Embarrassment #1: I have been spelling embarrasment with one “R” for like, EVER. Why are there two Rs? It only needs one, right? Right? Why do you hate me, dictionary? Isn’t it enough that I can pronounce neither sudoku nor aspartame correctly?
#2, 8, 467, etc.:
When I’m stressed out, I become a total clutz. Well, “become” is perhaps inaccurate. I will just say that my clutziness is amplified.
The clutziness set in a few days ago — yesterday I managed to drop a $5.99 CFL lightbulb on the floor while switching an old wattage-sucker out.
Luckily, today, I went shoe and Target shopping with Laurie — but first we stopped by to get our free CFL lightbulbs at Home Depot, yay! I remember thinking to myself as we got our envirobulbs, “woohoo, Even Steven!”
Oh, you little fool. Your optimism is so cute! Quaint even!
In DSW, I managed to knock one bag and then one pair of shoes off the shelves. In Target, a makeup bag. When I got home, apparently my clumsiness had infected my felines because Fred managed to knock a leftover, half-full beer bottle onto the kitchen floor. And while cleaning it up, I stepped right into a piece of last night’s broken lightbulb, which meant I left a nice, bloody trail into the bathroom.
Awesome!
And tonight, I supped with Brie, one of my best high school friends, at Jar, which, um, CRAB DEVILED EGGS. Impossibly good. And p.s., Sarah Paulson was there, whom, oddly enough, I saw this summer at Falcon. Also, p.s., how come I know the correct usage of whom and who and yet I can’t spell embaRRassed? The irony. The Iliad. The Odyssey.
Anyway, before I headed out, I had given myself an anti-clutz pep talk, like, Jen, WHATEVER YOU DO, DO NOT SPILL ANYTHING.
Yeah.
I made it through the entire amazing meal without knocking anything over. I did accidentally ask the waiter how he was doing twice, which was weird, and I believe I blushed and was kind of brusque when I placed my order, “the oxtail,” to mask my embaRRassment. But that is par for the course, people.

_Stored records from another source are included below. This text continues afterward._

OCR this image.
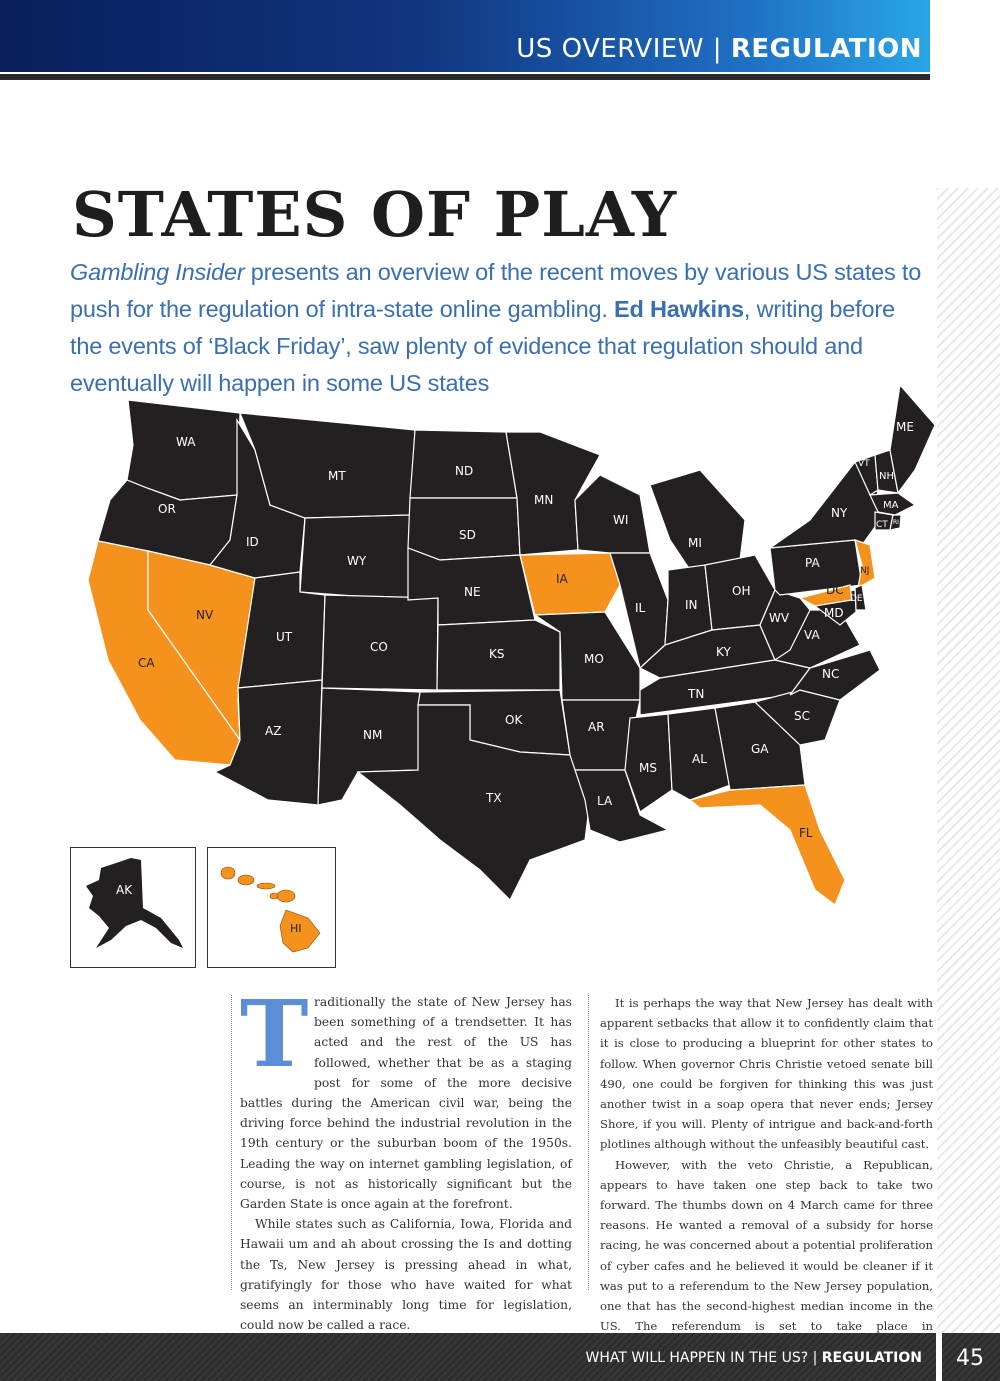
US OVERVIEW | REGULATION
STATES OF PLAY

Gambling Insider presents an overview of the recent moves by various US states to push for the regulation of intra-state online gambling. Ed Hawkins, writing before the events of ‘Black Friday’, saw plenty of evidence that regulation should and eventually will happen in some US states

WA
OR
CA
NV
ID
MT
WY
UT
AZ
CO
NM
ND
SD
NE
KS
OK
TX
MN
IA
MO
AR
LA
WI
IL
MI
IN
OH
KY
TN
MS
AL
GA
FL
SC
NC
VA
WV
PA
NY
VT
NH
ME
MA
CT RI
NJ
DE
MD
DC
AK
HI

Traditionally the state of New Jersey has been something of a trendsetter. It has acted and the rest of the US has followed, whether that be as a staging post for some of the more decisive battles during the American civil war, being the driving force behind the industrial revolution in the 19th century or the suburban boom of the 1950s. Leading the way on internet gambling legislation, of course, is not as historically significant but the Garden State is once again at the forefront.

While states such as California, Iowa, Florida and Hawaii um and ah about crossing the Is and dotting the Ts, New Jersey is pressing ahead in what, gratifyingly for those who have waited for what seems an interminably long time for legislation, could now be called a race.

It is perhaps the way that New Jersey has dealt with apparent setbacks that allow it to confidently claim that it is close to producing a blueprint for other states to follow. When governor Chris Christie vetoed senate bill 490, one could be forgiven for thinking this was just another twist in a soap opera that never ends; Jersey Shore, if you will. Plenty of intrigue and back-and-forth plotlines although without the unfeasibly beautiful cast.

However, with the veto Christie, a Republican, appears to have taken one step back to take two forward. The thumbs down on 4 March came for three reasons. He wanted a removal of a subsidy for horse racing, he was concerned about a potential proliferation of cyber cafes and he believed it would be cleaner if it was put to a referendum to the New Jersey population, one that has the second-highest median income in the US. The referendum is set to take place in

WHAT WILL HAPPEN IN THE US? | REGULATION	45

Then the bill came. And with it, my dignity left. In reaching for the bill, I managed to spill my entire glass of water all over the table.
And my pants.
And my shirt.
And the banquette.
And the floor.
Sweet bejeebus, how can one little water glass transform you into a wet t-shirt contest participant, AND harken you back to second grade when you peed your pants and the school nurse took pity on you and drove you home (totally against school rules) to get a fresh pair because you refused to wear The Dregs of the Pant Universe available in the lost-and-found? (p.s., LYLAS, SWAK, have a bitchin’ summer, school nurse!)
By the embaRRassment-doubling power of stress-fueled clutziness, that’s how.
+++
*Big nerdy props if you know the pop culture reference this refers to.